Politics from the Left from Lorne Bair Rare Books

Politics from the Left from Lorne Bair Rare Books


By Michael Stillman

Lorne Bair Rare Books and Ephemera has issued their Catalog Nine: Spring. While no subject is stated, a quick perusal reveals this is a collection of politically left material. Most items range from turn of the century battles for workers' and women's rights, to the 1960s fight for equal rights for African-Americans. There is a particular concentration of items in the middle of this period - the 1930s, time of the Great Depression. Here a variety of voices speak, many through fictional works describing the hard times faced by unemployed workers and struggling farmers. Some reveal their leanings toward socialism, even communism, which arose as a result of the disfunction of the capitalist system during this time. Some seem comical today in their leftist cliches, but the suffering then was real as the country struggled to find a way out of its despair. Here are a few of those appeals from the left in the 20th century.

Item 73 is one of the 1930s novels of the then quite radical Grace Lumpkin, A Sign for Cain. It is the story of a black, communist organizer in the South. That must have been a well-received topic in her southern homeland in the 1930s! Lumpkin grew up in Georgia and South Carolina, and she became very concerned with the treatment of mill workers and sharecroppers, both black and white.
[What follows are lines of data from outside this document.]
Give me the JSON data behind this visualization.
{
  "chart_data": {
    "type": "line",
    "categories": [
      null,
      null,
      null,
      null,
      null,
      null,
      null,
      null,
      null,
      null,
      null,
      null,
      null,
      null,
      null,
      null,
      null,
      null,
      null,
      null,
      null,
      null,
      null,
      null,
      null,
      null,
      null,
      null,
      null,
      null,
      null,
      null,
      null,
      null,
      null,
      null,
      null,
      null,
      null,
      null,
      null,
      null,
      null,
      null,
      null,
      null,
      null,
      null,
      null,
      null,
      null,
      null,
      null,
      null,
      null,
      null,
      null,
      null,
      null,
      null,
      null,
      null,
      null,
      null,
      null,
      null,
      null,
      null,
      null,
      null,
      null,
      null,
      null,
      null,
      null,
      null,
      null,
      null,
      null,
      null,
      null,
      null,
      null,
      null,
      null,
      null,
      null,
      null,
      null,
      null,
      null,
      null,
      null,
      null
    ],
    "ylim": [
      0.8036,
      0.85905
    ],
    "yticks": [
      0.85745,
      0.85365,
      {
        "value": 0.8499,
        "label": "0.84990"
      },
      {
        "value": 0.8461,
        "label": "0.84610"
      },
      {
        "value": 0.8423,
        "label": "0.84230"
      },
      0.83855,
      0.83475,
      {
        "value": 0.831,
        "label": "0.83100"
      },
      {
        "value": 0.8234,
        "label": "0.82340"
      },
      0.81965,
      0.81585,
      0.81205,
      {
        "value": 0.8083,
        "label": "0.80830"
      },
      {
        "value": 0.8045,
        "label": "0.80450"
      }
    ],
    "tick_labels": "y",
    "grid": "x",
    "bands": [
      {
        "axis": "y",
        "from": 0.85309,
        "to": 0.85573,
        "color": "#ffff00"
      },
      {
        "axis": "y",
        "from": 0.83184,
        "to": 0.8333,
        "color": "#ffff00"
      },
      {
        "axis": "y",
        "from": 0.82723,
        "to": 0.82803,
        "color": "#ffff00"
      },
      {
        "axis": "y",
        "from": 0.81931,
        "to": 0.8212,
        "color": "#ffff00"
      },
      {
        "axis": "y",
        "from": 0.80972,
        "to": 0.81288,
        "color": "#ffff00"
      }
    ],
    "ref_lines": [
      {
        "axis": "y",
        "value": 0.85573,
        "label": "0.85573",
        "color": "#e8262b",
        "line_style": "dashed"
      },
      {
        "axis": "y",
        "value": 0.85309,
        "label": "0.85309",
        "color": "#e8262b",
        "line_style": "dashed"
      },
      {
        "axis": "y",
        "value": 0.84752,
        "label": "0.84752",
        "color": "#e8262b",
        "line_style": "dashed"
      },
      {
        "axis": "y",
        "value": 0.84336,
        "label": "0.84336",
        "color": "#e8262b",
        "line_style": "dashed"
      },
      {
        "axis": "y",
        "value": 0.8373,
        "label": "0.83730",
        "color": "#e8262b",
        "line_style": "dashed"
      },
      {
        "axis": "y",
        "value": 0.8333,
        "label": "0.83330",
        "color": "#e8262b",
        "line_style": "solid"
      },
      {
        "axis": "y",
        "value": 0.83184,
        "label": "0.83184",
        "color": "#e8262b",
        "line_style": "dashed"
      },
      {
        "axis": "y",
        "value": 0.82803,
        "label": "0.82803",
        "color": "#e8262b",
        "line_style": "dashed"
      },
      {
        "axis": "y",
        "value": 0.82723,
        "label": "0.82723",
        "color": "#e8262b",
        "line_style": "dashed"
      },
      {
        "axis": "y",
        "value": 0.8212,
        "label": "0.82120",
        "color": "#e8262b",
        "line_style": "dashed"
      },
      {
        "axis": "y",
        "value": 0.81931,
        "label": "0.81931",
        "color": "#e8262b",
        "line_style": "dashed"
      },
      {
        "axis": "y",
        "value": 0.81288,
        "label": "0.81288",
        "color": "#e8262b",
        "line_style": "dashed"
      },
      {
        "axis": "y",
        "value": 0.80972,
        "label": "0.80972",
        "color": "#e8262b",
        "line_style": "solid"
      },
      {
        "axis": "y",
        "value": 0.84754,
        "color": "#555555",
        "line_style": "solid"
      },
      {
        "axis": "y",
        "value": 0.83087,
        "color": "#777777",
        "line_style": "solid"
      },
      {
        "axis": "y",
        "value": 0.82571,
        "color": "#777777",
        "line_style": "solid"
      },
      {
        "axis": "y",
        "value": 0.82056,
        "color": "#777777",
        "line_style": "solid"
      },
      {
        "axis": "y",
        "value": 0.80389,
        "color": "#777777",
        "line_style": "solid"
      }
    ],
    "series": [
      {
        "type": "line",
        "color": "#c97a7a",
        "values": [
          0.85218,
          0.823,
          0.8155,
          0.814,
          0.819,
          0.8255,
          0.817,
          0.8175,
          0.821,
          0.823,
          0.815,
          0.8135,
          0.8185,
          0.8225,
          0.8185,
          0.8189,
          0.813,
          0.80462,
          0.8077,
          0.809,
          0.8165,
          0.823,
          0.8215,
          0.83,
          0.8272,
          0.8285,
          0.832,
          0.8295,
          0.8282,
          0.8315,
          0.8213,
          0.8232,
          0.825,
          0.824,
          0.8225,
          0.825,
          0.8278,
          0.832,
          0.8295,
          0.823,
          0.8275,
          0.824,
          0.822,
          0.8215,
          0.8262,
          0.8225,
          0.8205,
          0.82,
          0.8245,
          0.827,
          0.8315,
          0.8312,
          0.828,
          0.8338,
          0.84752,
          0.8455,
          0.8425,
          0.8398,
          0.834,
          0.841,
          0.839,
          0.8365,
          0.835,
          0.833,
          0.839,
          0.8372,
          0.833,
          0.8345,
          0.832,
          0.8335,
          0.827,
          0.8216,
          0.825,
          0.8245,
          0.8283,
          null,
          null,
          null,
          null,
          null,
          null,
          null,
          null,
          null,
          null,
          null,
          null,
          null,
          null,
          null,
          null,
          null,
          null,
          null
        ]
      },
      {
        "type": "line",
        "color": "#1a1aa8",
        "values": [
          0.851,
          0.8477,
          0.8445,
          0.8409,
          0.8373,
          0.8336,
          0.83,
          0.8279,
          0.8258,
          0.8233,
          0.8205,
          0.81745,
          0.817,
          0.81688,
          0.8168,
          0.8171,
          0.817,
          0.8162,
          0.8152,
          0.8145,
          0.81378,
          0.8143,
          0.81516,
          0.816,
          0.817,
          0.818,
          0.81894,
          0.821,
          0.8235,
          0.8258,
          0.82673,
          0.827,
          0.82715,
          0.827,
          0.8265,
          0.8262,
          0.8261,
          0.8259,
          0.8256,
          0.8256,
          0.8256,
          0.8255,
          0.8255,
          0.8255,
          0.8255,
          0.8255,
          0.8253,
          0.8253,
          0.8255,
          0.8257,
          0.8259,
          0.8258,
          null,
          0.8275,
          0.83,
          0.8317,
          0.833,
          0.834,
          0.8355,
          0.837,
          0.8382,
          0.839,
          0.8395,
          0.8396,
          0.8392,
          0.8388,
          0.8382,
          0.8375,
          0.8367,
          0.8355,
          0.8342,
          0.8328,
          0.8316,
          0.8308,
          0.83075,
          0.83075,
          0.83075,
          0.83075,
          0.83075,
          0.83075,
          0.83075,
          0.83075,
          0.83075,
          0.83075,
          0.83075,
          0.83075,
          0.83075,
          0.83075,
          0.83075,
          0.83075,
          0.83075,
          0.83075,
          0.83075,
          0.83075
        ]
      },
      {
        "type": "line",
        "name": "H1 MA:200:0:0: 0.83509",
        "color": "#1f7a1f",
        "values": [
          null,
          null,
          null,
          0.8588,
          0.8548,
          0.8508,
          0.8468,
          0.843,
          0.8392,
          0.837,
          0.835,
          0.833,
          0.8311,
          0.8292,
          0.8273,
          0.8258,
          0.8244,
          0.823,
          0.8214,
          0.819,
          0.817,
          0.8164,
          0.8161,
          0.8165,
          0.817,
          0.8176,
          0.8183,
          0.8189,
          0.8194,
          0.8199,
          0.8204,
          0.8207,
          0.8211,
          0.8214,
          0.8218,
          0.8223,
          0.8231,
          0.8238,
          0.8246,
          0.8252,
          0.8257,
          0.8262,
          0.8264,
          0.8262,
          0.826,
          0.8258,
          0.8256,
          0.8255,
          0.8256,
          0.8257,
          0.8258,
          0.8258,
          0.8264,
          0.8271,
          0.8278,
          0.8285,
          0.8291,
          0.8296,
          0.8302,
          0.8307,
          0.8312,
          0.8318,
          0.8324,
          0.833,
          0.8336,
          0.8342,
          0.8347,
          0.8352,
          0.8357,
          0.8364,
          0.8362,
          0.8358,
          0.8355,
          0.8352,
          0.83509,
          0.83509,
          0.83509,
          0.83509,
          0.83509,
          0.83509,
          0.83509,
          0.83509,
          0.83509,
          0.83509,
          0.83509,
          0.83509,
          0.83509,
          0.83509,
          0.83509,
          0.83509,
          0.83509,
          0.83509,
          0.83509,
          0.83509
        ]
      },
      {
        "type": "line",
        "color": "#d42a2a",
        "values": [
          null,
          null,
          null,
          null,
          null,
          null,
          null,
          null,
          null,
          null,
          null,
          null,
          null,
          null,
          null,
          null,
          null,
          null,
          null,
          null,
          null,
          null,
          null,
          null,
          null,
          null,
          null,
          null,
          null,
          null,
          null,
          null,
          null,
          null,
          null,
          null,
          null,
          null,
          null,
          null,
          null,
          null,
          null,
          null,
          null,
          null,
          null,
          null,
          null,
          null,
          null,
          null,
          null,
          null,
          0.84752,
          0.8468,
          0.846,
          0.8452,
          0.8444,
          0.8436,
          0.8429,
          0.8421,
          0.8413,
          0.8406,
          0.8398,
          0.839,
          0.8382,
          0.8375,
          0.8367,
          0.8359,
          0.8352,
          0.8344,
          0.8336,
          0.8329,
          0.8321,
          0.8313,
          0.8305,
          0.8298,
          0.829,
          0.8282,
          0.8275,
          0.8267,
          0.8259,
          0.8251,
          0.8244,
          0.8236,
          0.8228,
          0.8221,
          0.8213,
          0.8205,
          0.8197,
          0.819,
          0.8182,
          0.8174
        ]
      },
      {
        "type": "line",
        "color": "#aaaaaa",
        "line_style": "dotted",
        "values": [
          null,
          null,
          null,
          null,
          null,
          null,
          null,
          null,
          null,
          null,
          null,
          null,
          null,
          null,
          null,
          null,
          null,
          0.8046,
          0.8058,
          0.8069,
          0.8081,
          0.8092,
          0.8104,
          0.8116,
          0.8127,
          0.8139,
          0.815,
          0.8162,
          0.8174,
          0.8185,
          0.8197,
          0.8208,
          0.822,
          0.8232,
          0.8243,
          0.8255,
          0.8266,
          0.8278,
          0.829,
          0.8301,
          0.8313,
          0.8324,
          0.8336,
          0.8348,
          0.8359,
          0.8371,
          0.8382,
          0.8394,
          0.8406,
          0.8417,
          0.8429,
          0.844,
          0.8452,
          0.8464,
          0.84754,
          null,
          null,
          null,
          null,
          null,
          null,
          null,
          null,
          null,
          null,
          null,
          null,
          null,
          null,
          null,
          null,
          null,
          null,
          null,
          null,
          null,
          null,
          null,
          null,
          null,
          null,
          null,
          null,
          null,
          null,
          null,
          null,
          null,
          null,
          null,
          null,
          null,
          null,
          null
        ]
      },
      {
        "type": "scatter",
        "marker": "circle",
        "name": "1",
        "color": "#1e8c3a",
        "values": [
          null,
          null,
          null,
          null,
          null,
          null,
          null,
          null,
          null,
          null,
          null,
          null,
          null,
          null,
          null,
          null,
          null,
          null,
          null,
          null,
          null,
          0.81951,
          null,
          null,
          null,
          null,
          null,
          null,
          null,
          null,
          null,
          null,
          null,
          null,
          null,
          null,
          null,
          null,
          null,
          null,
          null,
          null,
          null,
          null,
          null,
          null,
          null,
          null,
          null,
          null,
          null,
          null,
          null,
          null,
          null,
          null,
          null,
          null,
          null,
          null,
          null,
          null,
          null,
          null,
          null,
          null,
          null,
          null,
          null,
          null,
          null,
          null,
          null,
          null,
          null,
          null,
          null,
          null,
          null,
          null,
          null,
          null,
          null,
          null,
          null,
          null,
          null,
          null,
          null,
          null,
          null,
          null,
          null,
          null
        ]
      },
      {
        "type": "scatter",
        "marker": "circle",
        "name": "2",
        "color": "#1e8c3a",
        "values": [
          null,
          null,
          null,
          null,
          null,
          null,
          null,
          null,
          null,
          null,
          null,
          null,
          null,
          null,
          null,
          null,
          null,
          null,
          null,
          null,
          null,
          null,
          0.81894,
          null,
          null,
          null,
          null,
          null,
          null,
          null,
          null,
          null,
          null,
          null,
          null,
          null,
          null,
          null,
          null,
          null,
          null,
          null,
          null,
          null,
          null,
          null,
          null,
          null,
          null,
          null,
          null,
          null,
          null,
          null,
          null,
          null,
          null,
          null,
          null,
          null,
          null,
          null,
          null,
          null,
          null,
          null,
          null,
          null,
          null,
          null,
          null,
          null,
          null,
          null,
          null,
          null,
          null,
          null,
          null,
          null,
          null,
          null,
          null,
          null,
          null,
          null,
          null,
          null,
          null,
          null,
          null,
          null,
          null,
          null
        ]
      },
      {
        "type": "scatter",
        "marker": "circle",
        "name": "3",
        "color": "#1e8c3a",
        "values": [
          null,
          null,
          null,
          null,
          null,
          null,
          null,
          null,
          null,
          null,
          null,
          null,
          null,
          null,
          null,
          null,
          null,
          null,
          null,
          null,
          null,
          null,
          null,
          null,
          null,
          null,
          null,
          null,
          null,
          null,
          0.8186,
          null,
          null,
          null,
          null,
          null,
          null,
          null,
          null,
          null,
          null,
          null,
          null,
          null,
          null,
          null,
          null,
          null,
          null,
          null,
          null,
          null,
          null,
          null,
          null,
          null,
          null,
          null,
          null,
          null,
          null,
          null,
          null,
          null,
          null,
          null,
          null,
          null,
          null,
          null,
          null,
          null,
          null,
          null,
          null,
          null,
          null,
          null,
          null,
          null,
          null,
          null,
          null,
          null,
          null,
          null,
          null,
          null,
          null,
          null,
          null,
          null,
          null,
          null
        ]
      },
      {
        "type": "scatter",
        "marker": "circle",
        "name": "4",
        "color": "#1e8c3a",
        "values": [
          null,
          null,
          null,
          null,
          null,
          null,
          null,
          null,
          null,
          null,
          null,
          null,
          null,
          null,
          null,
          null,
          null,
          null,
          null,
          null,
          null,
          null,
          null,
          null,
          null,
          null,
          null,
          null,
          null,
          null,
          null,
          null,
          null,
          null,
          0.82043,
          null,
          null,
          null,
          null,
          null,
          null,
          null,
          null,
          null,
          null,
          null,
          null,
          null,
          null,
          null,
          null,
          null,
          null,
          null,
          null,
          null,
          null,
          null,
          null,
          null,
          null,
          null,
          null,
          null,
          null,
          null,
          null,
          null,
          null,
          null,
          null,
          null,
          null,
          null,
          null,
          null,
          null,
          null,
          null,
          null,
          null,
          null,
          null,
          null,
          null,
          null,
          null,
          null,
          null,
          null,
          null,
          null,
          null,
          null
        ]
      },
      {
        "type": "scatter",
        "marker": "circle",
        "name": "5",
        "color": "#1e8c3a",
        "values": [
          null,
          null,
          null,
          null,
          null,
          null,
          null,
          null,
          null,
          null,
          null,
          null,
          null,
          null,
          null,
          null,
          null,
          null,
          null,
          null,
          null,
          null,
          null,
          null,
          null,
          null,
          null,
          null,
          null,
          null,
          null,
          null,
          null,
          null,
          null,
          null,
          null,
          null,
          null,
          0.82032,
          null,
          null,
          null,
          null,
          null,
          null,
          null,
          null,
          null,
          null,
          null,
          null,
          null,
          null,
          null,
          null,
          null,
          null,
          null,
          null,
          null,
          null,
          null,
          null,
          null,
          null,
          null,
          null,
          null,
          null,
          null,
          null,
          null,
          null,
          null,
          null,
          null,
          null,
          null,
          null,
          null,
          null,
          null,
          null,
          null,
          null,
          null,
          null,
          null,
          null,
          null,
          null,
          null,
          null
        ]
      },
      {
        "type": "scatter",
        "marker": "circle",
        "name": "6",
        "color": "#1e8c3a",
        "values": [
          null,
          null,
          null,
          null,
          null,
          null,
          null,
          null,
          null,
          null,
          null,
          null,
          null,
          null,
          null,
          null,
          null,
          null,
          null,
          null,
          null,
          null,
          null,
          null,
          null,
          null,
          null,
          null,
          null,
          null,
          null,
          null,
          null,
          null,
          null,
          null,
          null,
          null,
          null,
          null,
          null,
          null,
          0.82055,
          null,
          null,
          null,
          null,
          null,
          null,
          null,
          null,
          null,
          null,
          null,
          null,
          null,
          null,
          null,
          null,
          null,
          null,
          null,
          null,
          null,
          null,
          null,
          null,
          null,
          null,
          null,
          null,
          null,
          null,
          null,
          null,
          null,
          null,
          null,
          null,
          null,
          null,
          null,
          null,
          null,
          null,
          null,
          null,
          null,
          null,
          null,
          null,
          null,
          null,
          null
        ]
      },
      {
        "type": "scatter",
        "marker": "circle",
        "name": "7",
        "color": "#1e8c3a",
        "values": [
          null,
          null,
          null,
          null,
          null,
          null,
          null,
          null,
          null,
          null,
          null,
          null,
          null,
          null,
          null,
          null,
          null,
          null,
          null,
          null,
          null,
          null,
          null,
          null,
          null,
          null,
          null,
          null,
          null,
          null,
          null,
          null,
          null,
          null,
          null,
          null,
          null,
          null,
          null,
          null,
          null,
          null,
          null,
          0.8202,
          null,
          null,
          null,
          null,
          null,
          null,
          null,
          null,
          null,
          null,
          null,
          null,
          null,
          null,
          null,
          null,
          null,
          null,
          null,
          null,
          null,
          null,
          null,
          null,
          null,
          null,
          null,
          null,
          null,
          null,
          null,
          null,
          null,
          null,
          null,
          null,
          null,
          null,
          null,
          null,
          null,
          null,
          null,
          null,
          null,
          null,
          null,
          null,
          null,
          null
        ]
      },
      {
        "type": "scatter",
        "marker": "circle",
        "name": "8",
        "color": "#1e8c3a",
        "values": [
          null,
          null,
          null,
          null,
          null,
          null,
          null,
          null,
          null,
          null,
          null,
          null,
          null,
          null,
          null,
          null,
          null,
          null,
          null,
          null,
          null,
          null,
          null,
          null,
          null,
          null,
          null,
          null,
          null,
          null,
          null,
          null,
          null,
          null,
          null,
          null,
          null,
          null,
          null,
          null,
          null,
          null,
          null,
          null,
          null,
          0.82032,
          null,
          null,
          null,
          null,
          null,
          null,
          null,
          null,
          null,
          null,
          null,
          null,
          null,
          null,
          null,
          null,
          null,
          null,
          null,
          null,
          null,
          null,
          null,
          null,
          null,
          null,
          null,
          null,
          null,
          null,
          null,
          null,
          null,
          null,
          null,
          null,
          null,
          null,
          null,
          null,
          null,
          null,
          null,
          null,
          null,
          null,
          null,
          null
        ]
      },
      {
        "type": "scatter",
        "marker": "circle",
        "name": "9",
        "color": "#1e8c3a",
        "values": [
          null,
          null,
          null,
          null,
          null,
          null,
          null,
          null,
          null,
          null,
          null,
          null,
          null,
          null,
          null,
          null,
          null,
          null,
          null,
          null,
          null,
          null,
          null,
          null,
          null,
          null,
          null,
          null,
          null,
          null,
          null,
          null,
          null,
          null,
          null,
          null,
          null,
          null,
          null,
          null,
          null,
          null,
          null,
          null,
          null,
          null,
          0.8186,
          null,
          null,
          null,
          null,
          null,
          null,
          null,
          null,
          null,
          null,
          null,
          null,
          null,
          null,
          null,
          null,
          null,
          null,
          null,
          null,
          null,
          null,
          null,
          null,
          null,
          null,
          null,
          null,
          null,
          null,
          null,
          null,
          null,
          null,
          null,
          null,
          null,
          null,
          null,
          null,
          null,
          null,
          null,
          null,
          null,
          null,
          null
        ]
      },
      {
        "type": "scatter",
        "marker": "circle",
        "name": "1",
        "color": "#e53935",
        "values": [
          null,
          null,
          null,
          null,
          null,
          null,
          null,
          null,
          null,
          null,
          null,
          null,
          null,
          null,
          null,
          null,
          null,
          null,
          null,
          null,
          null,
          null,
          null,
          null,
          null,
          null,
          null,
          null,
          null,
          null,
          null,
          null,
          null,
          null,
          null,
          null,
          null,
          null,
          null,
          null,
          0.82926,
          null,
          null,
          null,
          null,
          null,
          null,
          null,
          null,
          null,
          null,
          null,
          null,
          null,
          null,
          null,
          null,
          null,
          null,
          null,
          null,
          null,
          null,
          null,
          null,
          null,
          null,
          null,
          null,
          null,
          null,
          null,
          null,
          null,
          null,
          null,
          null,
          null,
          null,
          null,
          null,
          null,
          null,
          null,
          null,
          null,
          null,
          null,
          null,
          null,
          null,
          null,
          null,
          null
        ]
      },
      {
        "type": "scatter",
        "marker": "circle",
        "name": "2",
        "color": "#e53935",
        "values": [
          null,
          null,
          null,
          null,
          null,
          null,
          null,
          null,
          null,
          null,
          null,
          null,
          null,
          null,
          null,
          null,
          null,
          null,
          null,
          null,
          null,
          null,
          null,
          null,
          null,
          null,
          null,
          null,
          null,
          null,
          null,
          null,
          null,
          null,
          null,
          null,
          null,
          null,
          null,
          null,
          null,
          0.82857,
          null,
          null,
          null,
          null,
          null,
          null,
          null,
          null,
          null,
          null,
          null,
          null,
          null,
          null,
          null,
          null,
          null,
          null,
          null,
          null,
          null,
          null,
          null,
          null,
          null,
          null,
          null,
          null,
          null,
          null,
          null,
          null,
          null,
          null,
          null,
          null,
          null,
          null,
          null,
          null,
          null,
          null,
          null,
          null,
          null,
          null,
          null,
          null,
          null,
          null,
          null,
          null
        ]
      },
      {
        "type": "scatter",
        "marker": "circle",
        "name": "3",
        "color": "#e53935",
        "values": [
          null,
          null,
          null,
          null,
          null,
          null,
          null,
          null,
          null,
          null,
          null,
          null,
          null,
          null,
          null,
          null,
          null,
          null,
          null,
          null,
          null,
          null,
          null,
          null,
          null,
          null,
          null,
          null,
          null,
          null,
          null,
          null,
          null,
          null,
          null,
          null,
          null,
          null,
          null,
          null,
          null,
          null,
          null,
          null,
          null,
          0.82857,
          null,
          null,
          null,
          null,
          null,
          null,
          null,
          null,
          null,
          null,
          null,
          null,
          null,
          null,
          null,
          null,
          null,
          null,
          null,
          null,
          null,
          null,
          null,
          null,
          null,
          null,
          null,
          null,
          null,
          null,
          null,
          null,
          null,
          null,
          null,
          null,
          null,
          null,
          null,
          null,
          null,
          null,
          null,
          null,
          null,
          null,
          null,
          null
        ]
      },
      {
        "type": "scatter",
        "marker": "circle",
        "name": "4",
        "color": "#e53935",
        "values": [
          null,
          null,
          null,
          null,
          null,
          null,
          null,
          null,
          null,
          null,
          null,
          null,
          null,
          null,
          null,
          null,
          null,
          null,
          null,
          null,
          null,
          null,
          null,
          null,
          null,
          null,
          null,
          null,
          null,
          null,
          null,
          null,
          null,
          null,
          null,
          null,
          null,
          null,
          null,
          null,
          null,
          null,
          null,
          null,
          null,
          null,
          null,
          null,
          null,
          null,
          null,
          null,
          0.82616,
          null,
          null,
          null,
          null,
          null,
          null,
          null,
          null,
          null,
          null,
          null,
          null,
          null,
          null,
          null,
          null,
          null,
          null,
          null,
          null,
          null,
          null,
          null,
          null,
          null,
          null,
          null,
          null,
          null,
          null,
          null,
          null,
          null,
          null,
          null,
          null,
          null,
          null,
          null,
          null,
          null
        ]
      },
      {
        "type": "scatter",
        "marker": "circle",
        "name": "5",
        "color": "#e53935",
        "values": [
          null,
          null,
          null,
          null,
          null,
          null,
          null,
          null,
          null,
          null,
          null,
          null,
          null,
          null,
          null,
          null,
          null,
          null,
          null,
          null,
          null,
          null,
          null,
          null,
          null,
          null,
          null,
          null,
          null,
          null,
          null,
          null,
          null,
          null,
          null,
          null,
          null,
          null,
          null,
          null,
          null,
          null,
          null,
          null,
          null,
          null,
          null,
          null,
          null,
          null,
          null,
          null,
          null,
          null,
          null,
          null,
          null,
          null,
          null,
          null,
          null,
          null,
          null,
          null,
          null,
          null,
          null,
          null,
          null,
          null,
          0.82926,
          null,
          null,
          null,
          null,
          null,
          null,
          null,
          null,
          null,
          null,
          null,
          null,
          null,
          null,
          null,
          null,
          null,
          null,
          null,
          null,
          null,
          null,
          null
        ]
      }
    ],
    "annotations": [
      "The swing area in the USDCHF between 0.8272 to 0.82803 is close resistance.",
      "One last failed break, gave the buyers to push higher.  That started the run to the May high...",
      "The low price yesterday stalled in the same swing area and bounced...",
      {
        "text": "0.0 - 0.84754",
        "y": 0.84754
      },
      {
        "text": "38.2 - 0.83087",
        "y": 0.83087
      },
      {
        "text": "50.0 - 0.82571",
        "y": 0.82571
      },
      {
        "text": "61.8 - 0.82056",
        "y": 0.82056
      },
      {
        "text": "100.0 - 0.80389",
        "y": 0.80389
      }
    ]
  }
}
She became closely associated with the Communist Party, though never as a member. However, within a few years after the publication of this book in 1935, she became devoutly Christian and vehemently anti-communist. She willingly named names of fellow communist sympathizers during the McCarthy hearings of the 1950s, and became focused on her virulent anti-communism, to the virtual exclusion of the underlying issues that had enabled the communists to develop a following in the 1930s. Priced at $450.

Not all devout Christians developed such intense anti-communist sympathies. Many actually founded communal, utopian societies, where they combined living without private property with fundamentalist Christian beliefs. One such group was the Metropolitan Church Association, a Wisconsin-based group more familiarly known as the "Holy Jumpers" for their energetic services. They opened several Society of the Burning Bush communes from Wisconsin to Texas during the teens, but most did not survive for long. Item 76 is a 1910 book from their member Frank. M. Messenger entitled Catacombs of Worldly Success or, History of Coarsellor Dell. $200.

Item 117 is a 1935 novel pertaining to conditions in the automobile manufacturing industry in Detroit. That was a seminal year in labor's battles with the auto industry, the year the United Auto Workers union was formed. The book is Conveyor, by "James Steele" (pseudonym for Robert Cruden). It tells of inhuman conditions at the Ford plant where Cruden at one time worked. Henry Ford had instituted speed-up policies which pushed workers ever harder while granting them no increase in pay. Ultimately, while General Motors and others recognized the UAW, Henry Ford held out the longest, resorting to intimidation to keep his workers in line. Cruden would go on to write other exposes of Ford practices under his own name. $350.